Sorry for the bold title, but I’d like to clarify some issue that occurs in latest stage of application building: linking.
Static and dynamic symbol references
When you link your application, the Mac OS X static linker, ld tries to resolve (ie, find) every symbol you reference to in your code. This creates a table which tells the dynamic linker which symbols to bind to at runtime. What happens if you reference a symbol which the static linker cannot find? Build fails. This can happen if you reference symbols defined in loadable bundles or custom frameworks/dynamic library.
A common solution to this is to add the option “-undefined dynamic_lookup” which delegates the job of both finding and resolving references to the dynamic linker (dynamic linking happens at runtime). Although this is an easy solution, it can give many headaches. One problem with this approach is that any mistyped function name won’t result in a compilation error (the same is true misspelled variables and constants declared as extern) but will result in a crash at runtime. As the crash may not happen at launch time you may have an hard time spotting the problem.
Although we’ll see many ways to avoid having to leave symbol lookup to the dynamic compiler, the best way to handle dynamic lookup is to handle it programmatically were needed instead, following the direction found at this ADC article.
Avoiding dynamic symbol references
So here you can find a few quick tips to avoid dynamic symbol lookup where possible.
- If you are referencing symbol found in a dynamic library or framework, link to it using (respectively) the flags “-l” or “-framework”. If the library/framework isn’t available system-wide make sure that their install path is relative to the application bundle (usually @executable_path/../Frameworks for frameworks). If you only have the framework/library available in binary form, but you are allowed to redistribute it, you can adjust its install path using “install_name_tool”.
- If you are writing a loadable bundle, and reference symbols defined in the host application, use the “-bundle_loader” option (followed by the path to the host application’s executable) which will cause ld to search for symbols also in the referenced executable.
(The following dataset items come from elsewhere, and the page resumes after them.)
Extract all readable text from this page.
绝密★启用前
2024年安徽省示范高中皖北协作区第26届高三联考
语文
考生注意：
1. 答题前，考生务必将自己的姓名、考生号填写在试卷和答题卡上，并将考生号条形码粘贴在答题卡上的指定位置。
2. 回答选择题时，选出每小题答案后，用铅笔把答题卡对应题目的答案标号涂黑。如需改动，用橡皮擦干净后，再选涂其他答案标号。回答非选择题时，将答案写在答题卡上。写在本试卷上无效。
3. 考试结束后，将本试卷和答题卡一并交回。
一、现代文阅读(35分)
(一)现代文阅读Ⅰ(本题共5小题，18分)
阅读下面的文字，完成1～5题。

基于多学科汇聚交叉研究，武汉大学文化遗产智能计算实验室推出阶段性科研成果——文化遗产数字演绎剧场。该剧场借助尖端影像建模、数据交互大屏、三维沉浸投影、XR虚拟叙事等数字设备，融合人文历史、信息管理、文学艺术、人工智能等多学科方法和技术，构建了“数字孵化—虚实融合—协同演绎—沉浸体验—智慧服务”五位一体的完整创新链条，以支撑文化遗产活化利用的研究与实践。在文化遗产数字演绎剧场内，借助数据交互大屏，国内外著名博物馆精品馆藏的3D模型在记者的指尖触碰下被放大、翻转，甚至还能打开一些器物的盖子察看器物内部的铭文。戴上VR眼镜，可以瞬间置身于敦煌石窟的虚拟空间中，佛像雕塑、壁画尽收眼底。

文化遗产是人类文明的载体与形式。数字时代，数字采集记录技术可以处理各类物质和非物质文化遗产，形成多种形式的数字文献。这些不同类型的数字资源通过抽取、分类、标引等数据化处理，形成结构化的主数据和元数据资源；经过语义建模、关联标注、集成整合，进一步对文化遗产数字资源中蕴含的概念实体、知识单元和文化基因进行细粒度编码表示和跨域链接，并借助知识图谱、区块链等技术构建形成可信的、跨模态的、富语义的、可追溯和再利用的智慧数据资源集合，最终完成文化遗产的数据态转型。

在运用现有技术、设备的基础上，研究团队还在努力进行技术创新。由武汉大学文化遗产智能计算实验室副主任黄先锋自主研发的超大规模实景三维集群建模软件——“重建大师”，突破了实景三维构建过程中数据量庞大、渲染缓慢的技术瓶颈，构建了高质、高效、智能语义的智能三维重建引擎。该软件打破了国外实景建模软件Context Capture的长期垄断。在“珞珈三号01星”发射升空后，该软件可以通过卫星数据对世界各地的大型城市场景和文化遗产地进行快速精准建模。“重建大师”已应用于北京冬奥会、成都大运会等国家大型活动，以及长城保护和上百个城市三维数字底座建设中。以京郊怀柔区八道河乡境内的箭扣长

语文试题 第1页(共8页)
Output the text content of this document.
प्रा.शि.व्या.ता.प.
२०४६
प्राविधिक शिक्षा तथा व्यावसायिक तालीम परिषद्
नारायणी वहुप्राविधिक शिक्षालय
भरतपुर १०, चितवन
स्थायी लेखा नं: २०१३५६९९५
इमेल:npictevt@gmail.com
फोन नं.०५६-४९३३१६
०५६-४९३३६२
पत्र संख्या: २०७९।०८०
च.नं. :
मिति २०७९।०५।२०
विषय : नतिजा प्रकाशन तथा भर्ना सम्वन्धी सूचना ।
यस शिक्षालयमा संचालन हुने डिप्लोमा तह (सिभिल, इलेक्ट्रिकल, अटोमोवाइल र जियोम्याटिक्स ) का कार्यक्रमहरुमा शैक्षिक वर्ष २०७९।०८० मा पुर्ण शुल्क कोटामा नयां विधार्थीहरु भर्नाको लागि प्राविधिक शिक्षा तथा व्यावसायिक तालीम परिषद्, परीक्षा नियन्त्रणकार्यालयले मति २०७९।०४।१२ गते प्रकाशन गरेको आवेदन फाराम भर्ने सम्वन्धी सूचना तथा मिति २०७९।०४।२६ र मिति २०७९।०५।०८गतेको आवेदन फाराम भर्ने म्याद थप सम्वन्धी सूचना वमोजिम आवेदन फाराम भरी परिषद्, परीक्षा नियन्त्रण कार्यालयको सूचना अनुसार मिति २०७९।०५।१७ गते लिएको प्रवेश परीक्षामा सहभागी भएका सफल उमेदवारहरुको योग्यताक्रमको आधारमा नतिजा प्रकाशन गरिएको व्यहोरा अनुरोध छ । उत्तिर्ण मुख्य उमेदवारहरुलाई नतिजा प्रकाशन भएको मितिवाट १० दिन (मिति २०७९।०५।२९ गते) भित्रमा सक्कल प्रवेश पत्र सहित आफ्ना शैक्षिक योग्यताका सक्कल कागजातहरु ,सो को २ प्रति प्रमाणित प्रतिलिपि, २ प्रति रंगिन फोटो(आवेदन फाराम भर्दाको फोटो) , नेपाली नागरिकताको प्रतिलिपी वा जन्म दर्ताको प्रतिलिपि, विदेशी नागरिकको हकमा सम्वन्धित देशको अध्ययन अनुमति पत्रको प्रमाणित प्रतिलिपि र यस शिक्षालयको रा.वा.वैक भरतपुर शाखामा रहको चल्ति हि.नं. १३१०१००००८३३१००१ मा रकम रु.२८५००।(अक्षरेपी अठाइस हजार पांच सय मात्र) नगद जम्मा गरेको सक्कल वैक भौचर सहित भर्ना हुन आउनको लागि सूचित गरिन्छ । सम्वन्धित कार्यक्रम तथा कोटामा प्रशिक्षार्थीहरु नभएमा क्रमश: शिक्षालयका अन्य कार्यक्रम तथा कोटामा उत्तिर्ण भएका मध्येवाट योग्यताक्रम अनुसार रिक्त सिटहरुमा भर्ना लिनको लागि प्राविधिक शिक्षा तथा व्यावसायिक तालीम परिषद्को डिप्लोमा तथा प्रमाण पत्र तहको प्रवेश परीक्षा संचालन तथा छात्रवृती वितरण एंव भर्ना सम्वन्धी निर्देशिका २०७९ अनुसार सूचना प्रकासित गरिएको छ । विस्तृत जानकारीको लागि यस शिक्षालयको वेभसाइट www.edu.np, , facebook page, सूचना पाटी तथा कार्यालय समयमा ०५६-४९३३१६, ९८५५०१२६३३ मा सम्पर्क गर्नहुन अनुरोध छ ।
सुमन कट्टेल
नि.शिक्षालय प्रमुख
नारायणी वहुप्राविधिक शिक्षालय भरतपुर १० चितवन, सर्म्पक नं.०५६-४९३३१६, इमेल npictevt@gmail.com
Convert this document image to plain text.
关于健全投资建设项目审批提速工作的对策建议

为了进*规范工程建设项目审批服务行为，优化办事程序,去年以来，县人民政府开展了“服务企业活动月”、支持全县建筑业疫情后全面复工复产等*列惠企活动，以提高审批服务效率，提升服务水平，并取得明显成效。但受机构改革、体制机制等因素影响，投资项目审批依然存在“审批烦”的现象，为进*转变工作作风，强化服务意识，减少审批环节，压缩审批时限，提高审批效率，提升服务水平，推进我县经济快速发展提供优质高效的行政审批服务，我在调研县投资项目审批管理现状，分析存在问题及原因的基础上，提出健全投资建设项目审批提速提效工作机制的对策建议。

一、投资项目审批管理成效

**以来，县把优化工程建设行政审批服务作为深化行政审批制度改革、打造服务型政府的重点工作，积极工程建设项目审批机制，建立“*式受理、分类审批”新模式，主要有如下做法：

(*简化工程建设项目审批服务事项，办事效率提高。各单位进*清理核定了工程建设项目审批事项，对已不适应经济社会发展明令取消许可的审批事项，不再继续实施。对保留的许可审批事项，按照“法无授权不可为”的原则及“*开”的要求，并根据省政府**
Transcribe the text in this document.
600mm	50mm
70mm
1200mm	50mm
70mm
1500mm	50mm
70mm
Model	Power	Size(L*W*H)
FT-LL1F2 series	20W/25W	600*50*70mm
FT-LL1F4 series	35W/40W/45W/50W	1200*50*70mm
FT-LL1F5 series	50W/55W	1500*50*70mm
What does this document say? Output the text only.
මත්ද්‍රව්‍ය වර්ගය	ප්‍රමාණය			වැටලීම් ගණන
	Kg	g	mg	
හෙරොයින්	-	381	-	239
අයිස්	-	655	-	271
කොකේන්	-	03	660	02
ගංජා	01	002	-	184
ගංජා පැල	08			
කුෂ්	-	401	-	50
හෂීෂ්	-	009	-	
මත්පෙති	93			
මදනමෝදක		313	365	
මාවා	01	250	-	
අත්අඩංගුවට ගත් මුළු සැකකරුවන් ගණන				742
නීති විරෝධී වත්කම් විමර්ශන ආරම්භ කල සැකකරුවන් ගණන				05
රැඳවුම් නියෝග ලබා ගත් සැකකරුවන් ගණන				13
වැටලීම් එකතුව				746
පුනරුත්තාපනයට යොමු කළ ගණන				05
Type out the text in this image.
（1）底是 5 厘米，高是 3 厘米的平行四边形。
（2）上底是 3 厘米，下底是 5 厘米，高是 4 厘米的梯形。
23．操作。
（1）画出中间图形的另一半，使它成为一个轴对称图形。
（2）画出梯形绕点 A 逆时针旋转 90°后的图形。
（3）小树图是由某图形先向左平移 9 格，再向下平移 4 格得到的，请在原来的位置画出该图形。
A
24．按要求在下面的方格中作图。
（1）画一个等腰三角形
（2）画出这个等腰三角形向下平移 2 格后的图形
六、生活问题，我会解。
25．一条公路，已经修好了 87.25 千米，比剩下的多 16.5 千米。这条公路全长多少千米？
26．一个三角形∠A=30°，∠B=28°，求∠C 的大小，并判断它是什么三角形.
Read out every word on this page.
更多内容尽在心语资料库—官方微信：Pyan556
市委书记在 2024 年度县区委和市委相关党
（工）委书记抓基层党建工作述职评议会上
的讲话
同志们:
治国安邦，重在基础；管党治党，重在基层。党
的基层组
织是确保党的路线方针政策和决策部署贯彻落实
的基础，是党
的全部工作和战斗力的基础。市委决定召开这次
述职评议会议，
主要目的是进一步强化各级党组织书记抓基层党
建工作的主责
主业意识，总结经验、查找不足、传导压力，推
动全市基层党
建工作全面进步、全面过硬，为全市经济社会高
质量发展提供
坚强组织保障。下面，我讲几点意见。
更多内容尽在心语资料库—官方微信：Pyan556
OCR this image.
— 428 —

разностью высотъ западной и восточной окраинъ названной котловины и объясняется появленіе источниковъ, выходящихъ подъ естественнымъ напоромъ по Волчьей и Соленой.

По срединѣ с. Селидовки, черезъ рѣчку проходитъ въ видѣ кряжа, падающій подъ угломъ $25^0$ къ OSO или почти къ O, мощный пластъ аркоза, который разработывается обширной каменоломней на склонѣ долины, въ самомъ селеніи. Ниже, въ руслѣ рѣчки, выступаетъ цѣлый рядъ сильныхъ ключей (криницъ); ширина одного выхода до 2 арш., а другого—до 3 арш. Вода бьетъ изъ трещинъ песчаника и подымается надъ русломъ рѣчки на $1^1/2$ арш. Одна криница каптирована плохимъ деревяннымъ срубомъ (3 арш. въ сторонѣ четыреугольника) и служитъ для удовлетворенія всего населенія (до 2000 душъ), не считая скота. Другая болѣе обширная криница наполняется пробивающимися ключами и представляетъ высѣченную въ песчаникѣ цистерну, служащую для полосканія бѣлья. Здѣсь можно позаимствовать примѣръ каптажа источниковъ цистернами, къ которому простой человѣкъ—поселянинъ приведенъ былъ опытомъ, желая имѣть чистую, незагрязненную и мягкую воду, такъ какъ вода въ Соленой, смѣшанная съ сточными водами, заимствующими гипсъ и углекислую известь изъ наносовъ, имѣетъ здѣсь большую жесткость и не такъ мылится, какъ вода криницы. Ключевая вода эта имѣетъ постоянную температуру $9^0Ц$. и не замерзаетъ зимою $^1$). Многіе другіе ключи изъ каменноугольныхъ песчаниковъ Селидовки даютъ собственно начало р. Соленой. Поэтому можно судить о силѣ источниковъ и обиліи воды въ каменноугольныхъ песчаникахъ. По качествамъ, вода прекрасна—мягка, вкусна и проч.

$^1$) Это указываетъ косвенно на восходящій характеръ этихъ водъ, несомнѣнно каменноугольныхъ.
- If you are referencing symbols found in a loadable bundle instead, you have to look them up dynamically. In Cocoa you can usually do it through NSBundle. CoreFoundation also provides CFBundle-related functions for this task.
Compatibility and graceful degradation
If some symbols, referenced either statically or dynamically are not found at execution time, the application will crash. We might see this, for example, running an application using Leopard features on Tiger. What if we want to retain Tiger compatibility? We may conditionally reimplement some system provided capabilities or disable some features on the older OS. The Mac OS X linker provides an extremely classy way to handle this kind of situations through correct choice of SDK and Deployment Target.
A common mistake is to use the SDK of the oldest OS we want our application to run on. This isn’t generally a good idea and becomes a problem as soon as we reference symbols defined in newer versions of Mac OS X (ld will fail).
A better idea is to instead use the latest SDK and set the Deployment Target to the oldest version of Mac OS X you want your application to run on. This will cause the static linker to mark references to symbols not defined in system frameworks as of your deployment target of choice (but found in the used SDK) to be marked as “weak references”. Weak references are mostly like regular references, but if binding the symbol fails at runtime, the reference is set to NULL. This gives you a great way to check if a certain symbol is available at runtime and avoids nasty crashes (this does not work for selectors because they are handled by the objective-c runtime, you can check for those using respondsToSelector:).
For your information, weak references are created adding the __attribute__((weak_import) directive to a symbol declaration (usually to externs) but usually don’t need to declare them explicitly (the system frameworks have preprocessor directives to do that automatically based on deployment target).